3. Eloquent & Database

Model Practices

  • UUIDs: Leverage Laravel 12's default support for UUIDv7 in the
    HasUuids
    trait for time-sortable unique identifiers.
  • Resources: Use the new fluent methods for transforming models into API resources:
    // Preferred
    return User::find(1)->toResource();
    return User::query()->paginate()->toResourceCollection();
    
  • Mass Assignment: Always use
    $fillable
    or
    $guarded
    properties to prevent mass assignment vulnerabilities.
  • Strictness: Prevent "lazy loading" in development to avoid N+1 query performance issues.
    // In AppServiceProvider::boot()
    Model::preventLazyLoading(! $this->app->isProduction());
    

Data Handling

  • Collections: Use strict collection methods like Arr::sole() when you expect exactly one result.
  • Context: Use the
    Context
    facade for handling request-scoped data (logging, tracing) instead of global state.

4. Testing

Frameworks

  • Pest PHP: Preferred for its expressive syntax and minimal boilerplate.
  • PHPUnit 12: If using PHPUnit, ensure you are utilizing v12 features supported by Laravel 12.

Best Practices

  • Factories: Always use Model Factories for test data generation. Avoid manually inserting rows.
  • Assertions: Use fluent JSON assertions for API testing:
    $response->assertJson(fn (AssertableJson $json) =>
        $json->has('data')
             ->where('data.id', 1)
             ->etc()
    );
    
  • Queue Faking: Utilize the enhanced Queue::fake() assertions to verify job dispatch logic without running the actual background processes.

5. Security

  • Validation: Put all validation logic in FormRequest classes, not Controllers.
  • Authorization: Use Policies and Gates strictly. Ensure every controller action authorizes the user action (e.g., $this->authorize('update', $post)).
  • Sanitization: Rely on Blade's {{ }} auto-escaping and Eloquent's parameter binding. Never pass user input directly to raw SQL queries.

6. Performance

  • Caching: Utilize Cache::remember for expensive queries.
  • HTTP Client: Use the afterResponse() hook in the HTTP client to handle cross-cutting concerns (logging, error mapping) for outgoing API requests.
  • Queues: Offload heavy tasks (emails, report generation) to the queue system.
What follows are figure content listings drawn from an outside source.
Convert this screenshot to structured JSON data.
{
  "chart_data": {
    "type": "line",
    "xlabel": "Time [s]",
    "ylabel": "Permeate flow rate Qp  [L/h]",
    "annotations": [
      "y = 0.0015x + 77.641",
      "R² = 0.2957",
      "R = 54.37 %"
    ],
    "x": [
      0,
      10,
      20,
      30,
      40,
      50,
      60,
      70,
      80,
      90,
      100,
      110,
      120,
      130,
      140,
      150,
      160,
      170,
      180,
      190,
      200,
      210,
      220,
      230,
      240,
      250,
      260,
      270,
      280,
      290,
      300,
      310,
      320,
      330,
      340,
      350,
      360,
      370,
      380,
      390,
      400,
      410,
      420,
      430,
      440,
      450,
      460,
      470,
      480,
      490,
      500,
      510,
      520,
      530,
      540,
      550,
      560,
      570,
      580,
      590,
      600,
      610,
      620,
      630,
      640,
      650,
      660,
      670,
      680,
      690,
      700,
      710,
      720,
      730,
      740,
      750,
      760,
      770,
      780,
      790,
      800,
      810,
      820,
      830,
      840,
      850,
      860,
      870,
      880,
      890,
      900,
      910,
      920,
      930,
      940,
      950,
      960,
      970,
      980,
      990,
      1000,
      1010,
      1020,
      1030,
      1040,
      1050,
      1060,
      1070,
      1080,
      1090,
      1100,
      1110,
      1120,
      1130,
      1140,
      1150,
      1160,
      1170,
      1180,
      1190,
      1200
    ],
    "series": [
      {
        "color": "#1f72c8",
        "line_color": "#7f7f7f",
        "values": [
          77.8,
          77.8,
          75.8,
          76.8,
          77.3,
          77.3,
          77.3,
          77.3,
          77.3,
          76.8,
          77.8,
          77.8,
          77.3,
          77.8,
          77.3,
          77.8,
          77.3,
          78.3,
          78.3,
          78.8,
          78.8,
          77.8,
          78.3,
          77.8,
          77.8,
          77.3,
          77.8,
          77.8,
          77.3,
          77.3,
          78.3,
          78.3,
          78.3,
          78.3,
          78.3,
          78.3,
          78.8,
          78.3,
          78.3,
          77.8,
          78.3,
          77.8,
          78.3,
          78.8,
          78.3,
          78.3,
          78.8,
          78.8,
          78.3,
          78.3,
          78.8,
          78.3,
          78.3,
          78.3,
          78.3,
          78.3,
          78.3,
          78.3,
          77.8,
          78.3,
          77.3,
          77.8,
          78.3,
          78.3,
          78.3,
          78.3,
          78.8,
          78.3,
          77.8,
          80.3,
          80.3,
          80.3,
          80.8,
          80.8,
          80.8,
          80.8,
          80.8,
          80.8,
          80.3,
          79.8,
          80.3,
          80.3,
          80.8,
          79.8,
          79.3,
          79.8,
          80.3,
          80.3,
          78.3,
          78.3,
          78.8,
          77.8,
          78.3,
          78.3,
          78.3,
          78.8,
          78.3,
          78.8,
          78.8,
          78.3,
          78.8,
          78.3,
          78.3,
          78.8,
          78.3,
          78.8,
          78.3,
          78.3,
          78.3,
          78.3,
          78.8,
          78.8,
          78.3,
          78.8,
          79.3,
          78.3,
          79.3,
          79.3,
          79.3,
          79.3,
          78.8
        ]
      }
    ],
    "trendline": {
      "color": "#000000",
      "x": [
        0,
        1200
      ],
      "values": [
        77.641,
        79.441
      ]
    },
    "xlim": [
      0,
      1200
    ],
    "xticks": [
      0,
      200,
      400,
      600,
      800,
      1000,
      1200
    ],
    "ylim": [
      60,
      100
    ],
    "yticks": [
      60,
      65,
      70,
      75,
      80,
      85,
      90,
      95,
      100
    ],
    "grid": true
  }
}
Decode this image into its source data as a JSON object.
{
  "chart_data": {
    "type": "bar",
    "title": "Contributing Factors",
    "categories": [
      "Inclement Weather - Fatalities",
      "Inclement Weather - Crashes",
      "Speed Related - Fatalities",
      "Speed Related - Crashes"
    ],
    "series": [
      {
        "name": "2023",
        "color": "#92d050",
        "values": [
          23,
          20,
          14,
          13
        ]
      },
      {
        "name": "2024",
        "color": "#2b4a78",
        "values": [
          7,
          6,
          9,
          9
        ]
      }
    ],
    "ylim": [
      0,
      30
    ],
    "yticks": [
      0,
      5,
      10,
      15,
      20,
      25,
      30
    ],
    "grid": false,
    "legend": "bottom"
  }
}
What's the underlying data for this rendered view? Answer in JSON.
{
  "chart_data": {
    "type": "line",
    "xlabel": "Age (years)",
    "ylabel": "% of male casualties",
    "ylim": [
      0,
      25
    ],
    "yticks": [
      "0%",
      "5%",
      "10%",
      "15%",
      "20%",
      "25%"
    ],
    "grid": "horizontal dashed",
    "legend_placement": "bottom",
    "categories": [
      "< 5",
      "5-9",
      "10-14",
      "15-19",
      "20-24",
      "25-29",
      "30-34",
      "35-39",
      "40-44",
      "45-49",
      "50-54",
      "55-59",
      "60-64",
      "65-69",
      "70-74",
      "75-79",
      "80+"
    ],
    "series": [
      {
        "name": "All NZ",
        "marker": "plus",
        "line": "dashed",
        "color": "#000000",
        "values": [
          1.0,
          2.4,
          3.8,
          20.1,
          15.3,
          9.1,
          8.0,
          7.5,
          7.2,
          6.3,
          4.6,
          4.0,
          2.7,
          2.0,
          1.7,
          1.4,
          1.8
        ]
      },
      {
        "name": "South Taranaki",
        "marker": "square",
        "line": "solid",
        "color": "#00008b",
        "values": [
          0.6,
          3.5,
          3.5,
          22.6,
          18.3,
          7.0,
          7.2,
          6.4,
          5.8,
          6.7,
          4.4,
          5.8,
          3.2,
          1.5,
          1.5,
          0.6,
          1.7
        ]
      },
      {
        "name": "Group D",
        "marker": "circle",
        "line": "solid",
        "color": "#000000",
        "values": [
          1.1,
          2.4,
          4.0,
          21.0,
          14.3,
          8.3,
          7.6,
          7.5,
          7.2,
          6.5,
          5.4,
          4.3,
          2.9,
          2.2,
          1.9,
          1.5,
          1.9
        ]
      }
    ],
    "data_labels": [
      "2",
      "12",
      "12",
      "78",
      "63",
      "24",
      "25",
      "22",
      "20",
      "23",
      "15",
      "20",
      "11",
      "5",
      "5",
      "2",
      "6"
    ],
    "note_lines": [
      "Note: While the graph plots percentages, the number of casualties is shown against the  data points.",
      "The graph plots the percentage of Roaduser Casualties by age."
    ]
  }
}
Monitor queues using Laravel Horizon.

7. Dependency Management

  • Updates: Laravel 12 is a "maintenance release" focusing on stability. Keep dependencies updated regularly using composer update.
  • Breaking Changes: Be aware that while Laravel 12 has zero breaking changes in the framework code, upstream dependencies (like Carbon 3) may have subtle differences.